Pour répondre à la question de M. Bazin, il est vrai que disposer de chiffres donne toujours plus de poids à un propos, mais en l'espèce, la question n'est pas là. Cela me permet également de répondre à Mme Bergé : la question est vraiment de savoir à quoi sert le droit. Il sert en partie à ordonner le réel et à porter des valeurs et des symboles. Ici, il faut juste laisser ouverte la possibilité d'accouchement sous X, quand bien même elle ne serait jamais utilisée. Si on commence, dans une situation particulière, à interdire à une femme de demander le secret de l'accouchement, on entrouvre une porte qui peut être dangereuse pour toutes les autres femmes.

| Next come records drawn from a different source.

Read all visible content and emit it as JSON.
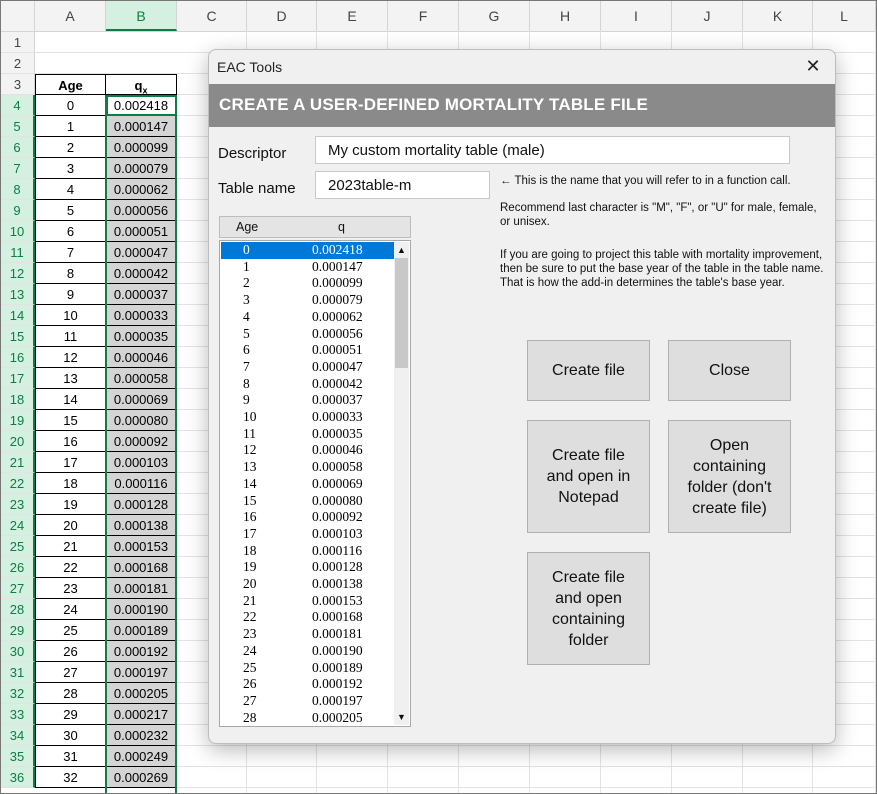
{
  "sheet": {
    "columns": [
      "A",
      "B",
      "C",
      "D",
      "E",
      "F",
      "G",
      "H",
      "I",
      "J",
      "K",
      "L"
    ],
    "rows": [
      "1",
      "2",
      "3",
      "4",
      "5",
      "6",
      "7",
      "8",
      "9",
      "10",
      "11",
      "12",
      "13",
      "14",
      "15",
      "16",
      "17",
      "18",
      "19",
      "20",
      "21",
      "22",
      "23",
      "24",
      "25",
      "26",
      "27",
      "28",
      "29",
      "30",
      "31",
      "32",
      "33",
      "34",
      "35",
      "36"
    ],
    "header_age": "Age",
    "header_q": "q",
    "header_q_sub": "x",
    "data": [
      [
        "0",
        "0.002418"
      ],
      [
        "1",
        "0.000147"
      ],
      [
        "2",
        "0.000099"
      ],
      [
        "3",
        "0.000079"
      ],
      [
        "4",
        "0.000062"
      ],
      [
        "5",
        "0.000056"
      ],
      [
        "6",
        "0.000051"
      ],
      [
        "7",
        "0.000047"
      ],
      [
        "8",
        "0.000042"
      ],
      [
        "9",
        "0.000037"
      ],
      [
        "10",
        "0.000033"
      ],
      [
        "11",
        "0.000035"
      ],
      [
        "12",
        "0.000046"
      ],
      [
        "13",
        "0.000058"
      ],
      [
        "14",
        "0.000069"
      ],
      [
        "15",
        "0.000080"
      ],
      [
        "16",
        "0.000092"
      ],
      [
        "17",
        "0.000103"
      ],
      [
        "18",
        "0.000116"
      ],
      [
        "19",
        "0.000128"
      ],
      [
        "20",
        "0.000138"
      ],
      [
        "21",
        "0.000153"
      ],
      [
        "22",
        "0.000168"
      ],
      [
        "23",
        "0.000181"
      ],
      [
        "24",
        "0.000190"
      ],
      [
        "25",
        "0.000189"
      ],
      [
        "26",
        "0.000192"
      ],
      [
        "27",
        "0.000197"
      ],
      [
        "28",
        "0.000205"
      ],
      [
        "29",
        "0.000217"
      ],
      [
        "30",
        "0.000232"
      ],
      [
        "31",
        "0.000249"
      ],
      [
        "32",
        "0.000269"
      ]
    ],
    "colors": {
      "selection": "#107c41",
      "selected_header_bg": "#d3f0e0",
      "cell_fill": "#d4d4d4"
    }
  },
  "dialog": {
    "title": "EAC Tools",
    "close_glyph": "✕",
    "banner": "CREATE A USER-DEFINED MORTALITY TABLE FILE",
    "banner_color": "#8a8a8a",
    "descriptor_label": "Descriptor",
    "descriptor_value": "My custom mortality table (male)",
    "table_name_label": "Table name",
    "table_name_value": "2023table-m",
    "note1": "← This is the name that you will refer to in a function call.",
    "note2": "Recommend last character is \"M\", \"F\", or \"U\" for male, female, or unisex.",
    "note3": "If you are going to project this table with mortality improvement, then be sure to put the base year of the table in the table name. That is how the add-in determines the table's base year.",
    "list_header_age": "Age",
    "list_header_q": "q",
    "list_rows": [
      [
        "0",
        "0.002418"
      ],
      [
        "1",
        "0.000147"
      ],
      [
        "2",
        "0.000099"
      ],
      [
        "3",
        "0.000079"
      ],
      [
        "4",
        "0.000062"
      ],
      [
        "5",
        "0.000056"
      ],
      [
        "6",
        "0.000051"
      ],
      [
        "7",
        "0.000047"
      ],
      [
        "8",
        "0.000042"
      ],
      [
        "9",
        "0.000037"
      ],
      [
        "10",
        "0.000033"
      ],
      [
        "11",
        "0.000035"
      ],
      [
        "12",
        "0.000046"
      ],
      [
        "13",
        "0.000058"
      ],
      [
        "14",
        "0.000069"
      ],
      [
        "15",
        "0.000080"
      ],
      [
        "16",
        "0.000092"
      ],
      [
        "17",
        "0.000103"
      ],
      [
        "18",
        "0.000116"
      ],
      [
        "19",
        "0.000128"
      ],
      [
        "20",
        "0.000138"
      ],
      [
        "21",
        "0.000153"
      ],
      [
        "22",
        "0.000168"
      ],
      [
        "23",
        "0.000181"
      ],
      [
        "24",
        "0.000190"
      ],
      [
        "25",
        "0.000189"
      ],
      [
        "26",
        "0.000192"
      ],
      [
        "27",
        "0.000197"
      ],
      [
        "28",
        "0.000205"
      ]
    ],
    "scroll_up_glyph": "▲",
    "scroll_down_glyph": "▼",
    "buttons": {
      "create_file": "Create file",
      "close": "Close",
      "create_open_notepad": "Create file\nand open in\nNotepad",
      "open_folder": "Open\ncontaining\nfolder (don't\ncreate file)",
      "create_open_folder": "Create file\nand open\ncontaining\nfolder"
    },
    "selection_color": "#0078d7"
  }
}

De la même manière, le projet de loi ouvre l'accès à la PMA à toutes les femmes et permet aux couples lesbiens de former famille avec l'aide du service public et de la médecine reproductive, ce qui est une avancée extrêmement importante. La difficulté avec la DAV n'est pas qu'elle crée des droits différents en matière de filiation, puisque la filiation est identique, mais qu'elle crée une distinction en droit en instaurant un mode d'établissement de la filiation particulier, spécifique et dérogatoire, uniquement pour les couples lesbiens.
Il existe deux filiations : celle du titre VII « De la filiation », sans adjectif qualificatif, et celle du titre VIII « De la filiation adoptive ». La DAV permet de laisser le titre VII inchangé et d'en réserver le bénéfice aux seuls couples hétérosexuels. Cela conduit à instituer une hiérarchie entre les couples hétérosexuels, pour qui il existe une filiation, et les couples lesbiens, pour qui s'applique la déclaration anticipée de volonté. C'est une mesure d'ordre symbolique, mais au moment où le Gouvernement veut reconnaître la diversité des familles et où le caractère homophobe de certains actes constitue une circonstance aggravante, il est important d'envoyer à nos concitoyens des messages forts sur l'égalité dont il est question.